Japanese export values dipped 0.1% in July, posting their fourth straight year-on-year drop. Japanese carmakers are reducing the prices for U.S. customers to cover high Trump import tariff costs, exerting downward pressures on overall export prices, and now the volumes were also down. The decline in export values was led by autos, iron/steel and auto parts as seen in recent months.


Import values slumped 5.2% for the second consecutive drop in light of lower prices for crude oil and liquefied natural gas.

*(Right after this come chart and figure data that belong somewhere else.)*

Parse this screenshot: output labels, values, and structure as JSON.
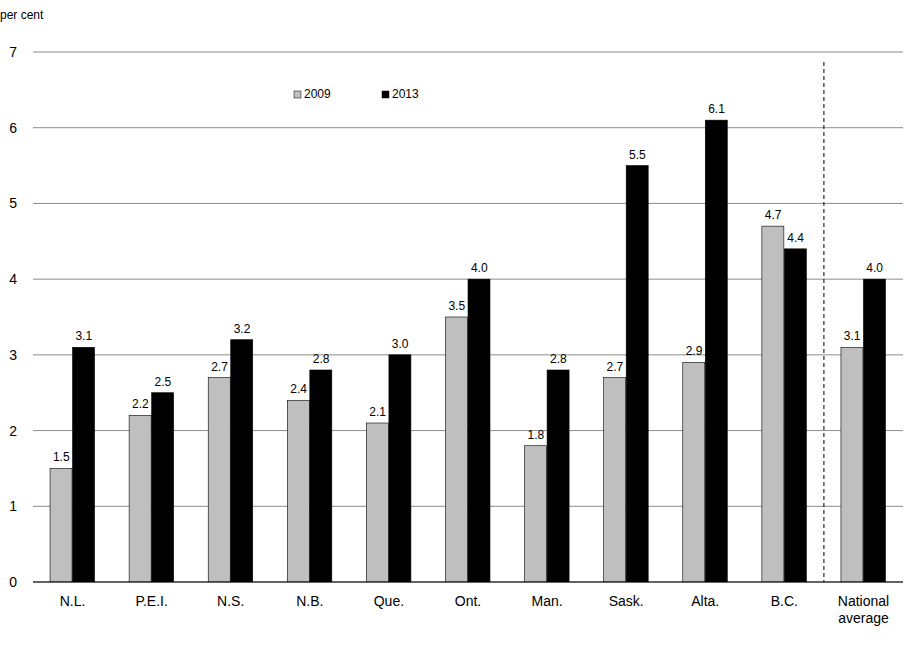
{
  "chart_data": {
    "type": "bar",
    "y_label": "per cent",
    "categories": [
      "N.L.",
      "P.E.I.",
      "N.S.",
      "N.B.",
      "Que.",
      "Ont.",
      "Man.",
      "Sask.",
      "Alta.",
      "B.C.",
      "National average"
    ],
    "series": [
      {
        "name": "2009",
        "color": "#bfbfbf",
        "values": [
          1.5,
          2.2,
          2.7,
          2.4,
          2.1,
          3.5,
          1.8,
          2.7,
          2.9,
          4.7,
          3.1
        ],
        "value_labels": [
          "1.5",
          "2.2",
          "2.7",
          "2.4",
          "2.1",
          "3.5",
          "1.8",
          "2.7",
          "2.9",
          "4.7",
          "3.1"
        ]
      },
      {
        "name": "2013",
        "color": "#000000",
        "values": [
          3.1,
          2.5,
          3.2,
          2.8,
          3.0,
          4.0,
          2.8,
          5.5,
          6.1,
          4.4,
          4.0
        ],
        "value_labels": [
          "3.1",
          "2.5",
          "3.2",
          "2.8",
          "3.0",
          "4.0",
          "2.8",
          "5.5",
          "6.1",
          "4.4",
          "4.0"
        ]
      }
    ],
    "ylim": [
      0,
      7
    ],
    "yticks": [
      0,
      1,
      2,
      3,
      4,
      5,
      6,
      7
    ],
    "grid": true,
    "legend": "top",
    "data_labels": true
  }
}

The trade balance came to a deficit of ¥242.5 billion following a revised ¥118.44 deficit in July. It compared with a ¥711.44 billion deficit in August 2024.

Other details:

The government’s assessment of key components of the economy in the monthly economic report:

Private consumption is “showing signs of a pickup” vs. “showing signs of a pickup, backed by employment and income conditions, although consumer sentiment is slow to recover” (the first upgrade in 13 months; last upgraded in August 2024; downgraded in February 2024).

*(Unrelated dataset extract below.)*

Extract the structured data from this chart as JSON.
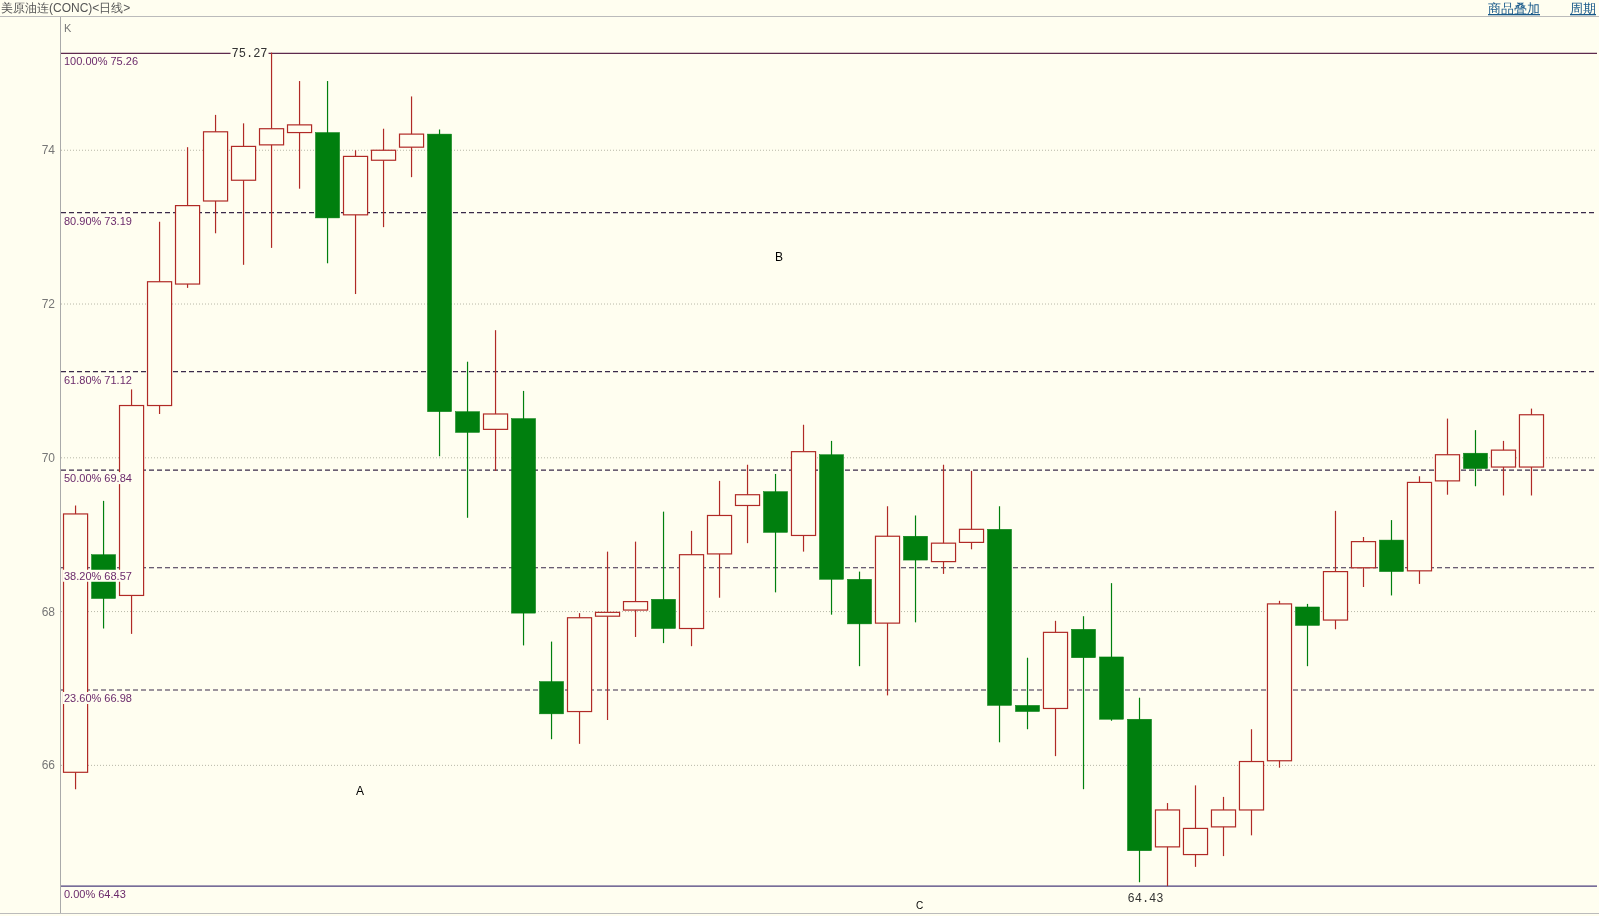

Business investment in equipment and software is “picking up moderately” vs. “showing signs of a pickup” (the first upgrade in 18 months; last upgraded in March 2024; downgraded in November 2023).

Housing construction “has a weak undertone” in payback for rush starts before tighter clean energy rules took effect on April 1 (unchanged; upgraded in August 2024; downgraded in August 2025).

Public investment is “solid” (unchanged; upgraded in August 2025; downgraded in October 2024).

Exports are “largely flat” (unchanged; upgraded in February 2025; downgraded in July 2025).

Imports are “showing signs of a pickup” (unchanged; upgraded in May 2025; downgraded in February 2025).

Industrial production is “flat” (unchanged; upgraded in May 2024; downgraded in Oct 2024).

Corporate profits are “pausing among some firms in the face of the effects of the U.S. trade policy” (unchanged; upgraded in March 2025; downgraded in August 2025).

Business sentiment is “largely flat” (unchanged; upgraded in December 2023; downgraded in April 2025).

The pace of increase in bankruptcies is “largely flat” (unchanged; upgraded in January 2025; downgraded in January 2023).

Employment conditions are “showing signs of improvement” (unchanged; upgraded in June 2023; downgraded in May 2020).

Domestic corporate goods prices are “showing a slower pace of increase” (unchanged; last changed in August 2025).

Consumer prices are “rising” (unchanged: last changed in November 2024).